Gevolgen en symptomen


Mensen die geboren worden met een fout STXBP1-gen hebben meestal een verstoorde ontwikkeling. Omdraaien, kruipen, lopen, praten, zindelijkheid: het gebeurt allemaal later, of komt helemaal niet tot ontwikkeling. Veel kinderen en volwassenen met STXBP1-syndroom hebben een ernstige verstandelijke beperking. Maar de verschillen kunnen groot zijn. Er zijn ook kinderen bij wie nauwelijks iets te merken is.

Bij 85% van de mensen met het STXBP-1-syndroom komt epilepsie voor. Ongeveer 25% van die mensen heeft ‘moeilijk instelbare epilepsie’. Bij hen is de epilepsie met medicatie of andere behandelingen niet onder controle te krijgen.
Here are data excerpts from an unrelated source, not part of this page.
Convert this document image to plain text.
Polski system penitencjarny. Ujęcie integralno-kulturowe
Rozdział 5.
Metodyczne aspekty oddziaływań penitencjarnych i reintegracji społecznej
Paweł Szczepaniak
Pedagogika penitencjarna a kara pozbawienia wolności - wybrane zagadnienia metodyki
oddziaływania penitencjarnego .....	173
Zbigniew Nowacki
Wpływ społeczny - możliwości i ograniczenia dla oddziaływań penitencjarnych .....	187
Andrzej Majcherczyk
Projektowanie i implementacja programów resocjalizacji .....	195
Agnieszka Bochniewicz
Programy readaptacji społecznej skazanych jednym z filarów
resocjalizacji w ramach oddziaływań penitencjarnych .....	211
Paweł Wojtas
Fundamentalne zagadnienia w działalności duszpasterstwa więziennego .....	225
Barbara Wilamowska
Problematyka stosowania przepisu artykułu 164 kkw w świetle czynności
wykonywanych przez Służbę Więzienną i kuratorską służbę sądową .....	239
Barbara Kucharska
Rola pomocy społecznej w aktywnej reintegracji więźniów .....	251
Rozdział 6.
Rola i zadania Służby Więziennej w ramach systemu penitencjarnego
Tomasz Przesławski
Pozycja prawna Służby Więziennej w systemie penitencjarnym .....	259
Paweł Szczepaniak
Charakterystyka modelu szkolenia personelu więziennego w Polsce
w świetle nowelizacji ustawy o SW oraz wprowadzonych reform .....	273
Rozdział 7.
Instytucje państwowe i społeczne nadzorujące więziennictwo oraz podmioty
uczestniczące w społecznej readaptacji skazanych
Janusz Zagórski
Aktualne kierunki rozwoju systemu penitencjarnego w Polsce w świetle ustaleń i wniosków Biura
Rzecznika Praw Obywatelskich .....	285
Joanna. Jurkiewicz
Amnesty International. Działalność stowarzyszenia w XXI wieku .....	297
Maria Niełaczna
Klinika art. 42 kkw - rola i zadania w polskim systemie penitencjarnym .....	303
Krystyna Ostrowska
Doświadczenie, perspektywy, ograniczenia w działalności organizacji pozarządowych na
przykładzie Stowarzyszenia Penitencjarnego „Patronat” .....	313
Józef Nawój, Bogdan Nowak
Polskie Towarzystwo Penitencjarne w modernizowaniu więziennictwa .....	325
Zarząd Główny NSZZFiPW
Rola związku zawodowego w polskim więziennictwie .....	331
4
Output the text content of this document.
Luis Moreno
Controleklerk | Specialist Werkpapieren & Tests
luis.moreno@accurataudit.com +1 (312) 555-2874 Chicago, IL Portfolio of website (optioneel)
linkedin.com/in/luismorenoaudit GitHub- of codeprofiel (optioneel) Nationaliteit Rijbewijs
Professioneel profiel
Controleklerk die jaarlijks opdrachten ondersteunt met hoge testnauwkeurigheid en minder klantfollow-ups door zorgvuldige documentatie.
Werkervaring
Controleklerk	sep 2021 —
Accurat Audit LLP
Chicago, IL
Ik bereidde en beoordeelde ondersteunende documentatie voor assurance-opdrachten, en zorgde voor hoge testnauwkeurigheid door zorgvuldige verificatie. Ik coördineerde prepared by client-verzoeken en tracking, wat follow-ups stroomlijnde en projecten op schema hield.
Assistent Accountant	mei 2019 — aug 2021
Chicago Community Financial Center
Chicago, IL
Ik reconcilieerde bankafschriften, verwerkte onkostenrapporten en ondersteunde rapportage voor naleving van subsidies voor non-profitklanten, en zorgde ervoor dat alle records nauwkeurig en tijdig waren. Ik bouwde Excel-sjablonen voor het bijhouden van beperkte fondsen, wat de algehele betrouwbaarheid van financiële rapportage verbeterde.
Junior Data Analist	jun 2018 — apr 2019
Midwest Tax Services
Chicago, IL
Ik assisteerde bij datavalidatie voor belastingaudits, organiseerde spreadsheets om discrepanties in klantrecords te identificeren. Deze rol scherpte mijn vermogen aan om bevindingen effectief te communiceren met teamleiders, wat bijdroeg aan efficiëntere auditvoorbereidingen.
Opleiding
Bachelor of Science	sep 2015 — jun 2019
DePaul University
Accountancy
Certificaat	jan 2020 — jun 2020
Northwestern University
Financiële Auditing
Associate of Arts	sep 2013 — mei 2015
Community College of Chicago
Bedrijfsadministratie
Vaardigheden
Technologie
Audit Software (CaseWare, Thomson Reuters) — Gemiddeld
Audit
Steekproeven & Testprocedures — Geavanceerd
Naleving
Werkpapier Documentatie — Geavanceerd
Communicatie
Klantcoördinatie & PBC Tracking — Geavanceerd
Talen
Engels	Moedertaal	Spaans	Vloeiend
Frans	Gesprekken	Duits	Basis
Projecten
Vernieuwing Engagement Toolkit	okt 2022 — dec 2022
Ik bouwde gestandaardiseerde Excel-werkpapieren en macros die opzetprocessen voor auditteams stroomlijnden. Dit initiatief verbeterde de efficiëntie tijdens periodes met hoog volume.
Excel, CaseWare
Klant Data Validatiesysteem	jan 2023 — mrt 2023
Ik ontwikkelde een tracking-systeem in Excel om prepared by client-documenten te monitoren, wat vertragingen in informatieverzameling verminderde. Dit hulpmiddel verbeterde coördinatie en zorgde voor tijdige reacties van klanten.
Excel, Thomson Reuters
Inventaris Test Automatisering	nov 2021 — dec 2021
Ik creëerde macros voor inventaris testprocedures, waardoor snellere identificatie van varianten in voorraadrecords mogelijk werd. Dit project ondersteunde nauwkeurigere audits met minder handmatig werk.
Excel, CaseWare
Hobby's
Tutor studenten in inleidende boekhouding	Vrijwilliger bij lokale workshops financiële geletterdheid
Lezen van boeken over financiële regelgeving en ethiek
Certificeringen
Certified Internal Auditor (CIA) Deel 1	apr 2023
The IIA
Veel mensen met het STXBP-1-syndroom hebben ook motorische problemen. Ze zitten in een rolstoel of hebben moeite met lopen. Ook kunnen ze te maken hebben met tremoren (trillingen), te sterke (spasticiteit), te zwakke of afwezige spierspanning. Het bewegen kan ook moeilijk zijn omdat diepte soms moeilijk in te schatten is. Daardoor kan het bijvoorbeeld lastig zijn om een trap af te lopen, of over een drempel te stappen.

Mensen met het STXBP1-syndroom kunnen ook afwijkend gedrag hebben. Autistisch gedrag met veel herhalende bewegingen bijvoorbeeld. Ze kunnen ook ander lastig en moeilijk te begrijpen gedrag laten zien.